Flood Status

Conservation Halton Issues a Spring Safety Message: Exercise Caution Near Waterways

Wednesday March 4, 2020 at 10:15 AM

BURLINGTON - Conservation Halton reminds residents of dangers that can exist near streams, rivers, ponds and lakes around this time of year and urges people to keep family and pets away from any water’s edge.

Spring is quickly approaching and with warmer temperatures, people look forward to getting outdoors. Warmer temperatures, however, also usually bring rain, melting snow and shifting ice which can contribute to higher, faster flowing water in watercourses.

Although Conservation Halton’s watershed received a typical amount of snow this winter, the warmer temperatures experienced through January and February has resulted in an early snowmelt. Notwithstanding, the ground within Conservation Halton’s watershed remains saturated in many places and in periods of intense rain, there could be a higher amount of runoff in a much shorter interval than usual. In addition, slippery and unstable streambanks and extremely cold water temperatures can also lead to very hazardous conditions close to any body of water.

Be safe this spring and remember the following tips:

• Keep family and pets away from all bodies of water
• Avoid all recreational activities in or around water
• Where you can, move objects such as chairs or benches away from the water’s edge to avoid losing them during the spring high water

For more information, contact your local Conservation Authority.

• Lake Simcoe Region Conservation Authority (905) 895-1281
• Toronto & Region Conservation Authority (416) 661-6514
• Conservation Halton (905) 336-1158
• Credit Valley Conservation (905) 670-1615
• Central Lake Ontario Conservation Authority (905) 579-0411
• Ganaraska Region Conservation Authority (905) 885-8173
• Nottawasaga Valley Conservation Authority (705) 424-1479
• Kawartha Conservation (705) 328-2271

About Conservation Halton’s Flood Forecasting and Operations Program

Conservation Halton provides a flood forecasting and operations program to reduce the risk of property damage and loss of life due to flooding.

When flooding is possible or about to occur, Conservation Halton issues flood messages to municipal emergency management officials, school boards, police and EMS as well as the media.

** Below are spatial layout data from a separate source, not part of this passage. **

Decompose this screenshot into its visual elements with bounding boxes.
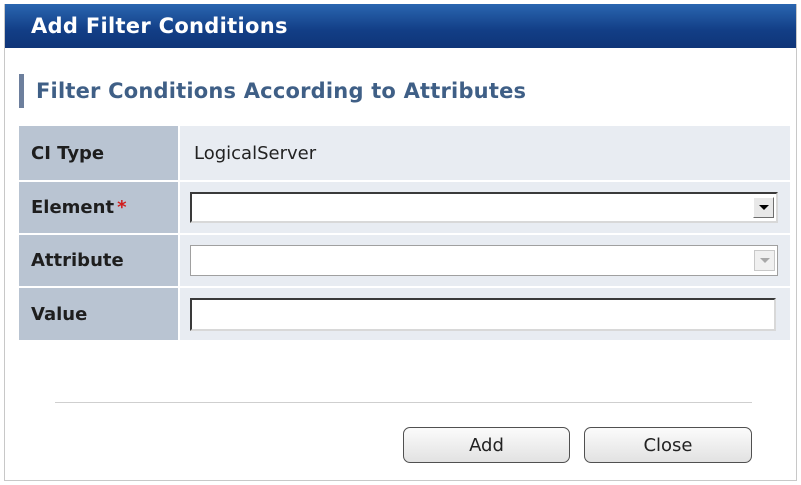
ci-type-row: CI Type LogicalServer: [19, 126, 790, 182]
attribute-row: Attribute: [19, 235, 790, 288]
attribute-label: Attribute: [19, 235, 180, 288]
chevron-down-icon[interactable]: [753, 197, 774, 218]
dialog-title: Add Filter Conditions: [5, 4, 796, 48]
element-label: Element: [31, 197, 115, 218]
value-label: Value: [19, 288, 180, 342]
attribute-select-cell: [180, 235, 790, 288]
filter-form-table: CI Type LogicalServer Element * Attribute: [19, 126, 790, 342]
element-select[interactable]: [190, 192, 778, 223]
ci-type-value: LogicalServer: [194, 142, 317, 164]
element-label-cell: Element *: [19, 182, 180, 235]
element-row: Element *: [19, 182, 790, 235]
divider: [55, 402, 752, 403]
required-indicator: *: [117, 197, 127, 218]
value-row: Value: [19, 288, 790, 342]
element-select-cell: [180, 182, 790, 235]
close-button[interactable]: Close: [584, 427, 752, 463]
chevron-down-icon[interactable]: [754, 250, 775, 271]
ci-type-value-cell: LogicalServer: [180, 126, 790, 182]
add-filter-conditions-dialog: Add Filter Conditions Filter Conditions …: [4, 4, 797, 481]
value-input-cell: [180, 288, 790, 342]
section-heading: Filter Conditions According to Attribute…: [19, 74, 526, 108]
value-input[interactable]: [190, 297, 776, 331]
ci-type-label: CI Type: [19, 126, 180, 182]
attribute-select[interactable]: [190, 245, 778, 276]
add-button[interactable]: Add: [403, 427, 570, 463]
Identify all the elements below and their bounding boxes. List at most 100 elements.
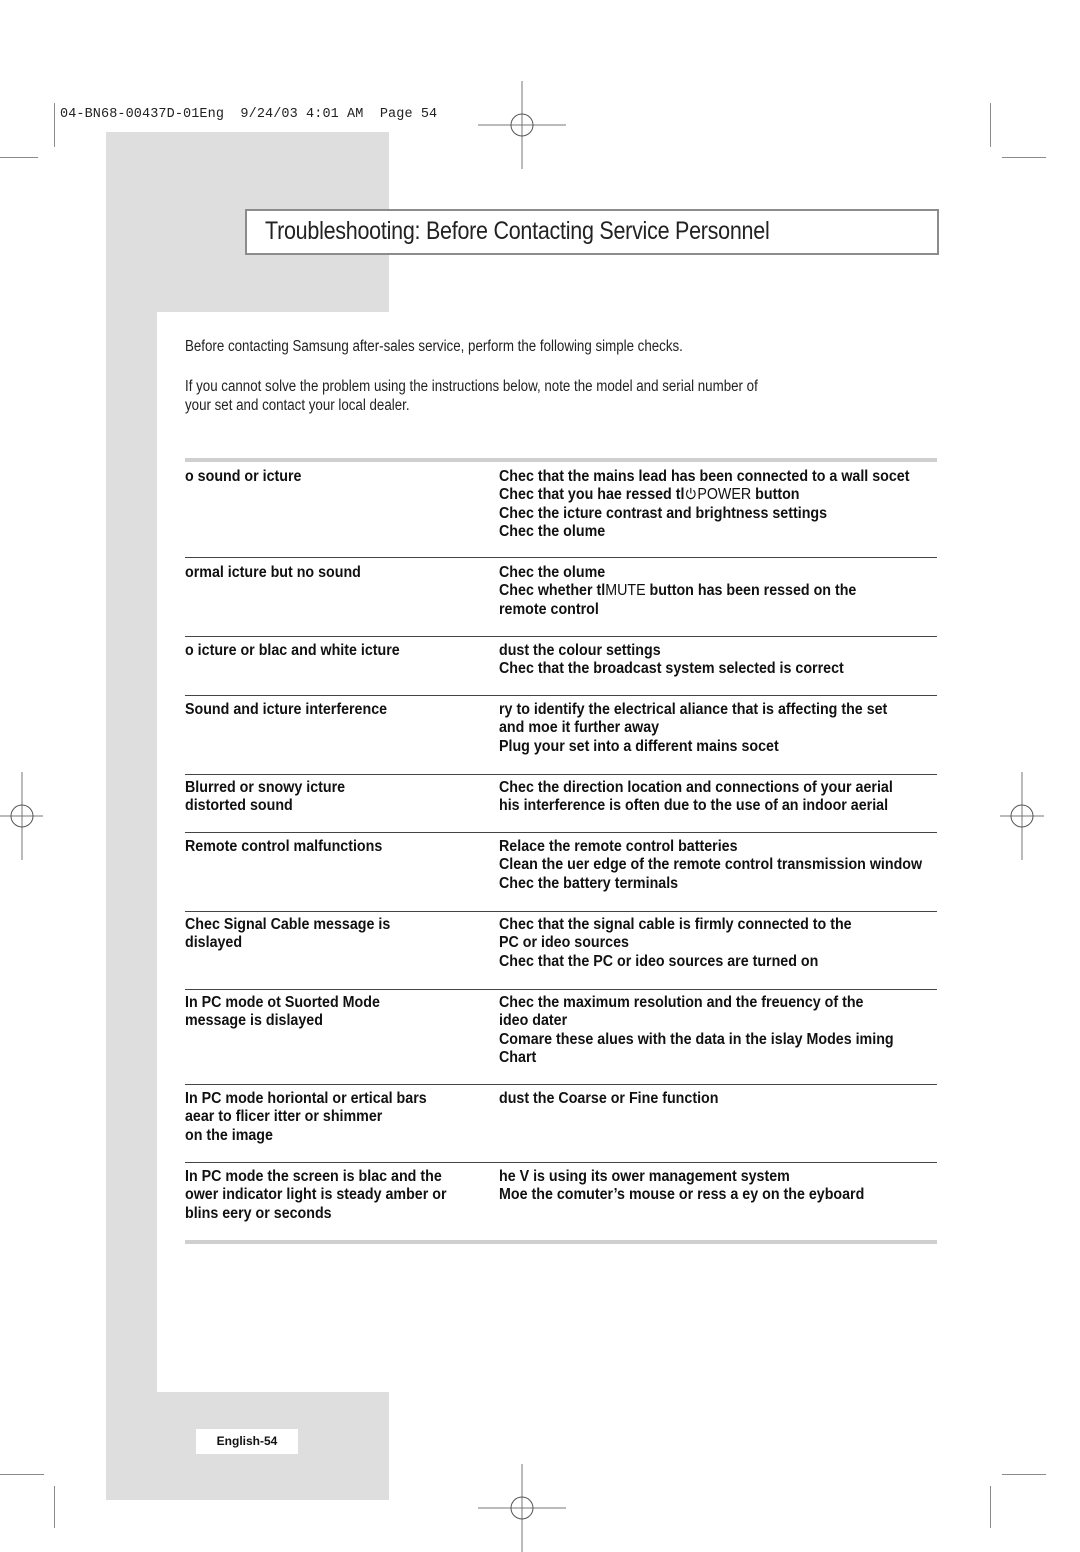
problem-cell: In PC mode horiontal or ertical bars aear…	[185, 1090, 427, 1145]
table-bottom-rule	[185, 1240, 937, 1244]
solution-text: Chec the olume	[499, 522, 606, 540]
solution-text: Chec that the PC or ideo sources are tur…	[499, 952, 819, 970]
problem-text: In PC mode the screen is blac and the	[185, 1168, 442, 1185]
intro-paragraph-2-line-2: your set and contact your local dealer.	[185, 397, 410, 414]
row-divider	[185, 832, 937, 833]
solution-cell: ry to identify the electrical aliance th…	[499, 701, 887, 756]
registration-mark-icon	[0, 772, 43, 860]
table-top-rule	[185, 458, 937, 462]
solution-text: Chec that the broadcast system selected …	[499, 660, 844, 678]
solution-text: Moe the comuter’s mouse or ress a ey on …	[499, 1186, 865, 1204]
problem-text: blins eery or seconds	[185, 1204, 332, 1222]
solution-text: dust the Coarse or Fine function	[499, 1090, 719, 1107]
row-divider	[185, 1084, 937, 1085]
solution-text: Chec the battery terminals	[499, 874, 679, 892]
page-number-label: English-54	[196, 1429, 298, 1454]
page-title-box: Troubleshooting: Before Contacting Servi…	[245, 209, 939, 255]
row-divider	[185, 557, 937, 558]
solution-text: dust the colour settings	[499, 642, 661, 659]
solution-text-part: Chec that you hae ressed tl	[499, 486, 685, 504]
row-divider	[185, 1162, 937, 1163]
solution-text: Relace the remote control batteries	[499, 838, 738, 855]
solution-text: Chec that the mains lead has been connec…	[499, 468, 910, 485]
solution-text: ry to identify the electrical aliance th…	[499, 701, 888, 718]
problem-cell: ormal icture but no sound	[185, 564, 361, 582]
solution-text: Chec the direction location and connecti…	[499, 779, 893, 796]
solution-text: Plug your set into a different mains soc…	[499, 737, 779, 755]
solution-text: Chec the maximum resolution and the freu…	[499, 994, 864, 1011]
crop-mark	[54, 103, 55, 147]
problem-cell: o icture or blac and white icture	[185, 642, 400, 660]
row-divider	[185, 695, 937, 696]
solution-text: Chec whether tlMUTE button has been ress…	[499, 582, 856, 600]
problem-cell: In PC mode the screen is blac and the owe…	[185, 1168, 447, 1223]
problem-text: distorted sound	[185, 797, 293, 815]
problem-text: message is dislayed	[185, 1012, 323, 1030]
button-name-text: POWER	[697, 486, 752, 504]
problem-text: o sound or icture	[185, 468, 302, 485]
crop-mark	[990, 1486, 991, 1528]
solution-text: Clean the uer edge of the remote control…	[499, 856, 923, 874]
problem-text: ower indicator light is steady amber or	[185, 1186, 447, 1204]
power-icon	[684, 487, 696, 500]
crop-mark	[54, 1486, 55, 1528]
problem-text: In PC mode horiontal or ertical bars	[185, 1090, 427, 1107]
solution-text: ideo dater	[499, 1012, 568, 1030]
solution-cell: dust the Coarse or Fine function	[499, 1090, 718, 1108]
solution-cell: Chec that the signal cable is firmly con…	[499, 916, 852, 971]
registration-mark-icon	[478, 1464, 566, 1552]
row-divider	[185, 989, 937, 990]
crop-mark	[1002, 1474, 1046, 1475]
registration-mark-icon	[1000, 772, 1044, 860]
solution-cell: Chec the olume Chec whether tlMUTE button…	[499, 564, 856, 619]
problem-cell: In PC mode ot Suorted Mode message is dis…	[185, 994, 380, 1031]
intro-paragraph-1: Before contacting Samsung after-sales se…	[185, 338, 683, 355]
problem-cell: o sound or icture	[185, 468, 301, 486]
solution-text: remote control	[499, 600, 599, 618]
solution-text-part: button has been ressed on the	[645, 582, 857, 600]
solution-text: Chec the olume	[499, 564, 606, 581]
problem-text: on the image	[185, 1126, 273, 1144]
solution-text: he V is using its ower management system	[499, 1168, 790, 1185]
problem-cell: Chec Signal Cable message is dislayed	[185, 916, 390, 953]
problem-text: Blurred or snowy icture	[185, 779, 346, 796]
solution-text: Comare these alues with the data in the …	[499, 1030, 894, 1048]
registration-mark-icon	[478, 81, 566, 169]
problem-text: In PC mode ot Suorted Mode	[185, 994, 380, 1011]
page-title: Troubleshooting: Before Contacting Servi…	[265, 217, 770, 245]
solution-text: Chec the icture contrast and brightness …	[499, 504, 828, 522]
crop-mark	[1002, 157, 1046, 158]
solution-text: PC or ideo sources	[499, 934, 629, 952]
solution-text: Chec that the signal cable is firmly con…	[499, 916, 852, 933]
row-divider	[185, 774, 937, 775]
solution-text-part: Chec whether tl	[499, 582, 606, 600]
solution-cell: Relace the remote control batteries Clean…	[499, 838, 922, 893]
solution-cell: Chec the direction location and connecti…	[499, 779, 893, 816]
problem-text: dislayed	[185, 934, 243, 952]
problem-cell: Sound and icture interference	[185, 701, 387, 719]
crop-mark	[0, 1474, 44, 1475]
problem-text: Remote control malfunctions	[185, 838, 383, 855]
intro-paragraph-2-line-1: If you cannot solve the problem using th…	[185, 378, 758, 395]
problem-cell: Remote control malfunctions	[185, 838, 382, 856]
row-divider	[185, 911, 937, 912]
solution-cell: he V is using its ower management system…	[499, 1168, 864, 1205]
crop-mark	[990, 103, 991, 147]
problem-text: aear to flicer itter or shimmer	[185, 1108, 383, 1126]
solution-text: Chart	[499, 1048, 537, 1066]
problem-text: ormal icture but no sound	[185, 564, 361, 581]
problem-cell: Blurred or snowy icture distorted sound	[185, 779, 345, 816]
solution-cell: dust the colour settings Chec that the br…	[499, 642, 844, 679]
solution-text: Chec that you hae ressed tl POWER button	[499, 486, 909, 504]
solution-text-part: button	[751, 486, 800, 504]
problem-text: Sound and icture interference	[185, 701, 388, 718]
solution-text: and moe it further away	[499, 719, 660, 737]
solution-text: his interference is often due to the use…	[499, 797, 889, 815]
button-name-text: MUTE	[605, 582, 646, 600]
row-divider	[185, 636, 937, 637]
crop-mark	[0, 157, 38, 158]
print-slug: 04-BN68-00437D-01Eng 9/24/03 4:01 AM Pag…	[60, 107, 438, 122]
solution-cell: Chec the maximum resolution and the freu…	[499, 994, 894, 1067]
problem-text: Chec Signal Cable message is	[185, 916, 391, 933]
solution-cell: Chec that the mains lead has been connec…	[499, 468, 909, 541]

The municipal officials then take action to warn local residents.

Conservation Halton is responsible for the maintenance and operation of four major flood control dams (Kelso, Hilton Falls, Scotch Block and Mountsberg) and over 12 kilometers of flood conveyance channels (Sixteen Mile Creek through Milton, Morrison-Wedgewood diversion in Oakville and the Hager-Rambo diversion in Burlington).

Conservation Halton is the community based environmental agency that protects, restores and manages the natural resources in its watershed. The organization has staff that includes ecologists, land use planners, engineers, foresters and educators, along with a network of volunteers, who are guided by a Board of Directors comprised of municipally elected and appointed citizens. Conservation Halton is recognized for its stewardship of creeks, forests and Niagara Escarpment lands through science based programs and services.

Please note: You can find an electronic version of this media release in the Conservation Halton Media Room: www.conservationhalton.ca/media-room

CONTACTS:

Glenn Farmer
Manager, Flood Forecasting & Operations
Telephone: 905-336-1158 x 2290
gfarmer@hrca.on.ca

Robin Ashton
Manager, Marketing Services
905-336-1158 x2248
rashton@hrca.on.ca

Website: www.conservationhalton.ca

 

Conservation Halton Flood Terminology

The current terminology was adopted by Conservation Halton, other Conservation Authorities across Ontario and the Ontario Ministry of Natural Resources and Forestry (OMNRF) in February, 2012. The change is to ensure flood messages are consistent and in line with severe weather terminology used by other agencies such as Environment Canada and the Weather Network. The terms were developed by a committee of representatives of Conservation Authorities, Conservation Ontario, the Ministry of Natural Resources and Forestry, Environment Canada, and other agencies
The following is the flood and water safety message terminology used by Conservation Halton:

Normal:
Conditions are within normal limits. No flooding is expected.

 

Watershed Conditions Statement:
A general notice of weather conditions that could pose a risk to personal safety or which have the potential to lead to flooding. There are two variations of these:

Watershed Conditions Statement - Water Safety:
High flows, unsafe banks, melting ice, or other factors could be dangerous for recreational users such as anglers, canoeists, hikers, children, pets, and others. Flooding is not expected
Watershed Conditions Statement - Flood Outlook:
Early notice of the potential for flooding based on weather forecasts calling for heavy rain, snow melt, high wind, or other conditions that could lead to high runoff and cause ice jams, lakeshore flooding, or erosion.
Flood Watch:
Flooding is possible in specific watercourses or municipalities. Municipalities, emergency services, and individual landowners in flood-prone areas should prepare;
Flood Warning:
Flooding is imminent or already occurring in specific watercourses or municipalities. Municipalities and individuals should take action to deal with flood conditions. This may include road closures and evacuations.